Картинно-хрупкая горничная провела меня в затемнённую спальню. Женщина приподнялась со своих картинных подушек. Её лицо было серо-зелёным, под цвет глаз, протянутая мне рука – чудовищно худой. Она старалась быть спокойной и вежливой. Я видел, что она рада и что ей не по себе. Я придвинул кресло поближе к кровати.

– Вам лучше?

– Да, – сказала она сердито. – Я умираю.

– Вы не умрёте. От воспаления лёгких умирают только в старых книжках.

Всё, что при полном освещении блестит, в полумраке начинает очень приятно мерцать: полированное дерево, стекло, цветы и ваза, в которой они стоят, кожаный переплёт засунутой под подушку книги, ткань и кружевные прошивки пеньюара. Мерцание наполняло комнату, как лёгкий дым. На маленьком круглом столике стояла одинокая белая чашка с каким-то густым отваром. На стене я заметил круглого паучка. Она любила пауков и запрещала убирать в своих комнатах паутину.

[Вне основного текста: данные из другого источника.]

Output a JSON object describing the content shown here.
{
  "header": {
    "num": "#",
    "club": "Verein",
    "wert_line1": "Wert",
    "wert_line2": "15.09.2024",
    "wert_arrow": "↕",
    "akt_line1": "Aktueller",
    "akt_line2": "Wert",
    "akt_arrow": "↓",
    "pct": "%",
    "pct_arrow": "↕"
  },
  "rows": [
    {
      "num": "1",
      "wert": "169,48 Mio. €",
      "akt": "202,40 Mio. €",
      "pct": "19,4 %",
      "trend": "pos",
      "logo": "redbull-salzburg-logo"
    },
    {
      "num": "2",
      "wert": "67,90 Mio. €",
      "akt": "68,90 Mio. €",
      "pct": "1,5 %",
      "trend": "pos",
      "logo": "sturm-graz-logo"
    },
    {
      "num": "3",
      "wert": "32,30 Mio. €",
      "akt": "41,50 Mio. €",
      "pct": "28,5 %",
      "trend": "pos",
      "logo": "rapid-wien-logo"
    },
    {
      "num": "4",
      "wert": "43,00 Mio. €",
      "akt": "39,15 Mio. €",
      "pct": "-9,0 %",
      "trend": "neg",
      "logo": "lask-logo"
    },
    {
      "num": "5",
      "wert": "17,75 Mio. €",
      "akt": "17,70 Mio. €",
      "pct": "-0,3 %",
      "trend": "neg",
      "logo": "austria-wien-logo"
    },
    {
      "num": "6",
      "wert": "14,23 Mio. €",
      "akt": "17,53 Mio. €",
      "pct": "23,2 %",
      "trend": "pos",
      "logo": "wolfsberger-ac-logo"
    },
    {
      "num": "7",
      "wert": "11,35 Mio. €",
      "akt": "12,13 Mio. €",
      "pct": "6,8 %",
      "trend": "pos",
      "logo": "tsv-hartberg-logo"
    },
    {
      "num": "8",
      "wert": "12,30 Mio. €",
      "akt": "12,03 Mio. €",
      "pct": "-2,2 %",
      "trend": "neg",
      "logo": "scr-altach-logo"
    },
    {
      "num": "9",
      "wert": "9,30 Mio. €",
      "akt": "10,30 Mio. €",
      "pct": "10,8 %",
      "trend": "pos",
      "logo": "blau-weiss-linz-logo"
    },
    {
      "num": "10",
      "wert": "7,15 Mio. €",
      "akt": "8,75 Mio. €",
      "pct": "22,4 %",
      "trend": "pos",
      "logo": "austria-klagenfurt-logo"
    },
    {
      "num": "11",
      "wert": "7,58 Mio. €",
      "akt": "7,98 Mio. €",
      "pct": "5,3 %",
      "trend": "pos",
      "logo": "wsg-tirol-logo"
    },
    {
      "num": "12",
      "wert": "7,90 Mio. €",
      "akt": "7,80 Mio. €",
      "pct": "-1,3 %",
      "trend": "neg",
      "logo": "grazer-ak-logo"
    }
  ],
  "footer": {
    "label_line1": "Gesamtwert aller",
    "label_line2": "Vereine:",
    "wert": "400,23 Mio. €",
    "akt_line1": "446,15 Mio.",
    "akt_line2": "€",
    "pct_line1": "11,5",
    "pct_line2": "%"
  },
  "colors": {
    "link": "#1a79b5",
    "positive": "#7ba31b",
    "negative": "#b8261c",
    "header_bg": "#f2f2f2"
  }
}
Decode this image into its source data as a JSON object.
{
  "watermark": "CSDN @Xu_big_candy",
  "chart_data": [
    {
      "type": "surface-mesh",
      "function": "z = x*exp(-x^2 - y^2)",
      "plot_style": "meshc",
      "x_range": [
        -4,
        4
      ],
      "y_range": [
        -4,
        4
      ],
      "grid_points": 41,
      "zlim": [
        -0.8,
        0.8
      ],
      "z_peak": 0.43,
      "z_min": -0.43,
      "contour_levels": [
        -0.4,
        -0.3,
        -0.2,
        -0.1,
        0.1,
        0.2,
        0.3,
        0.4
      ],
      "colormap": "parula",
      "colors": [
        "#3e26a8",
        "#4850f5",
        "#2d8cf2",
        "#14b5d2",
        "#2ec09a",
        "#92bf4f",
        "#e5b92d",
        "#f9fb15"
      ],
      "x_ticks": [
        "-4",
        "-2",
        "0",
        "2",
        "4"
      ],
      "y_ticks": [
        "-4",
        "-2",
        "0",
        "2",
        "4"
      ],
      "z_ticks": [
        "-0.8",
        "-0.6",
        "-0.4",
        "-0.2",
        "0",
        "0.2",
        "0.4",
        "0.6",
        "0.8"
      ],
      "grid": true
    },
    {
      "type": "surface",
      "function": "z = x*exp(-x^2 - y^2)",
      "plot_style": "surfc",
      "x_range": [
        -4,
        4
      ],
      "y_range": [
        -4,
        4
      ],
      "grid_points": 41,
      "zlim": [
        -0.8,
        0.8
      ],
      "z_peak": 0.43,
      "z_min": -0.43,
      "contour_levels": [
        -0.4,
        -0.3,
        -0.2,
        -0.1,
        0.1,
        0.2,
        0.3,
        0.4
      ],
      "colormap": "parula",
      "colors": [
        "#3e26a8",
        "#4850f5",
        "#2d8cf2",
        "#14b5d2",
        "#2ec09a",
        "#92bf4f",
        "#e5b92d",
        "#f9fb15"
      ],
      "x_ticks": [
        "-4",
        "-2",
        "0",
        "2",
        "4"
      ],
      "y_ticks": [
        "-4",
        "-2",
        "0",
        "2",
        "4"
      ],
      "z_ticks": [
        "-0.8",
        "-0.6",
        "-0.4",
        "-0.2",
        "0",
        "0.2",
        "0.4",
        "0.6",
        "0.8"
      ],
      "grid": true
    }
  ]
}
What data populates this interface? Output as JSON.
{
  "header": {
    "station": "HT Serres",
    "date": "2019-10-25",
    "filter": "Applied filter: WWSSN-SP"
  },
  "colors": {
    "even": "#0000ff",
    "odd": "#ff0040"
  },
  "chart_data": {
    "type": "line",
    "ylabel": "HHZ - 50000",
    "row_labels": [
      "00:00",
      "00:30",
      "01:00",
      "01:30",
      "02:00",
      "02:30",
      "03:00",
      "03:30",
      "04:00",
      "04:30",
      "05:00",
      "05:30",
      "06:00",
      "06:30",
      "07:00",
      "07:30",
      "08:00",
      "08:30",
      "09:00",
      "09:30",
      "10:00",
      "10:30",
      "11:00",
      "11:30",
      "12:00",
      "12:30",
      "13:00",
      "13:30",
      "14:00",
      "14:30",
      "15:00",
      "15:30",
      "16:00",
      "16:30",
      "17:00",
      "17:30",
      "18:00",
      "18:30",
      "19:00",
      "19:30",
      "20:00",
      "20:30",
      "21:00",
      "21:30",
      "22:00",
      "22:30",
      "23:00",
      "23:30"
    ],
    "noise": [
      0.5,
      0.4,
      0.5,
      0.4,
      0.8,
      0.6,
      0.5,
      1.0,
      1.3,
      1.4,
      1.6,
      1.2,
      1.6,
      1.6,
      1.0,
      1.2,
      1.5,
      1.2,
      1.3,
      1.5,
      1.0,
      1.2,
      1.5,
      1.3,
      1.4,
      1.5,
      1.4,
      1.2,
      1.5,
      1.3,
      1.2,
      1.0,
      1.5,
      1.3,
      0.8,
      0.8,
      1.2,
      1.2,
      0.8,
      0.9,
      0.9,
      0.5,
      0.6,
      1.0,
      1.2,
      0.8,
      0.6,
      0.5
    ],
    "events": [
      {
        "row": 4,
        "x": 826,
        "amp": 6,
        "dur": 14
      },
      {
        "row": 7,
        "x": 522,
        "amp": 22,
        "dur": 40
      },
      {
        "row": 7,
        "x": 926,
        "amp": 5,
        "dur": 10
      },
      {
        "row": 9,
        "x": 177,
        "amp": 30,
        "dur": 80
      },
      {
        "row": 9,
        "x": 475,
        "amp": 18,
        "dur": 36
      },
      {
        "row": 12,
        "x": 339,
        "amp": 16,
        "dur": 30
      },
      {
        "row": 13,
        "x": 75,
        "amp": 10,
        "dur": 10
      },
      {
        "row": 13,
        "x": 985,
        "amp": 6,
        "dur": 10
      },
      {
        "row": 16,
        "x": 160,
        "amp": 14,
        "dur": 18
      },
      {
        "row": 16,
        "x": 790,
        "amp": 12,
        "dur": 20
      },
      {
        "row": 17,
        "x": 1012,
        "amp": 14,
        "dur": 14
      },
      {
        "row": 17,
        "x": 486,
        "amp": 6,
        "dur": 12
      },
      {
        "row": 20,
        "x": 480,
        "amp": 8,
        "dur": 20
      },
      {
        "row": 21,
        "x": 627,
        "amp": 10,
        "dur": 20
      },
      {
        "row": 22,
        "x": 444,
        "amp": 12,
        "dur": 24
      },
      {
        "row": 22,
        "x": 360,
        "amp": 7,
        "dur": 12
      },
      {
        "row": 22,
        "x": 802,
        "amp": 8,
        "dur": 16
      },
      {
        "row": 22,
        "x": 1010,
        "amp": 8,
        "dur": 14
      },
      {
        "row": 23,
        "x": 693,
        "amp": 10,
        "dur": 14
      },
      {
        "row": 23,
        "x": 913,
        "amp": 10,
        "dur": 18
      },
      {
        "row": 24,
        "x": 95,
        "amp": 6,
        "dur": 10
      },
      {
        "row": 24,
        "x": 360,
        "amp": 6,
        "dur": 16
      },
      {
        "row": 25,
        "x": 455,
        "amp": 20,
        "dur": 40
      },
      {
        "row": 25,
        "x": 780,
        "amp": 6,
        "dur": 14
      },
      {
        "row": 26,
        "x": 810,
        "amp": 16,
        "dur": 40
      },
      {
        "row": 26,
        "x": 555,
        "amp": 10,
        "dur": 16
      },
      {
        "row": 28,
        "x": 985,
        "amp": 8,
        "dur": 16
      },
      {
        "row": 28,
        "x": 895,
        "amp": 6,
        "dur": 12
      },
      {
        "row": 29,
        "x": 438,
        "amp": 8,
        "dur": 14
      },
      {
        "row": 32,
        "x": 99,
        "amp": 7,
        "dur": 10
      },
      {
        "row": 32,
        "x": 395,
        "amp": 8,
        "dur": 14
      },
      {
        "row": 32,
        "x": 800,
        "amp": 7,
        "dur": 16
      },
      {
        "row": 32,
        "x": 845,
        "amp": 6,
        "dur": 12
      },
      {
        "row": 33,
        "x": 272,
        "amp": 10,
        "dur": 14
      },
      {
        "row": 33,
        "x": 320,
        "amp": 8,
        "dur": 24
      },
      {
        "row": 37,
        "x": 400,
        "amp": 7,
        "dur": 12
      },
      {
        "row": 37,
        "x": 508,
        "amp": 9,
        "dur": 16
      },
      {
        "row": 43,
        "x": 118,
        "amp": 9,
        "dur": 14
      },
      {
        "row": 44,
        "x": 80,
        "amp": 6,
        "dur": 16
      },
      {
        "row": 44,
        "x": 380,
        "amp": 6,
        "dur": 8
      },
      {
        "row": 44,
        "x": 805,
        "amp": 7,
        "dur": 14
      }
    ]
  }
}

– Я сейчас видел по дороге мальчишку с большим букетом, и сам он был не больше букета. Подходил трамвай, а он держал в охапке тюльпаны, и они закрывали ему лицо. А потом я подумал, что он закрылся нарочно. Нянька не могла добиться, чтобы он сдвинулся с места.

– Я люблю тюльпаны.

– Когда вам разрешат выходить, их станет ещё больше.

– Никогда не разрешат.

Паучок пустился в путь, вверх и в сторону, где перед ним лежал неширокой полосой солнечный луч, пробившийся сквозь какую-то щель в шторах. Добравшись до луча, он замер, словно на берегу светлой реки.

– Почему вам так хочется умереть?

– Я не хочу жить, – пробормотала она. – Как я могу жить? – Она отвернулась. – Есть вещи похуже неразделённой любви.

– И что же это такое?

– Любить, стыдясь своего чувства! – крикнула она и порывисто села. – Любить недостойного!

Некоторые женщины, разозлившись, становятся очень красивыми. И даже теперь, сквозь болезнь, сквозь корку мгновенно проступившего на лице возраста, её воодушевлённая мрачная красота разгорелась огнём. Я смотрел на огромные сверкающие глаза, длинные ресницы. Надменные ноздри длинного носа и злой рот были опалены лихорадкой. Я вспомнил другие безупречные, рассчитанные на эффект лица, и тяжелой стеной они встали между живым лицом и моим взглядом. Тогда живое лицо погасло.

Вспышка не прошла ей даром; она закашлялась, потом зажмурилась и замерла, забившись в глубь одеял.

Я позвал ее по имени.

– У меня только та надежда, что я умру, – сказала она глухо, не шевелясь. – Ты веришь, что я буду тебя мучить, Разноглазый?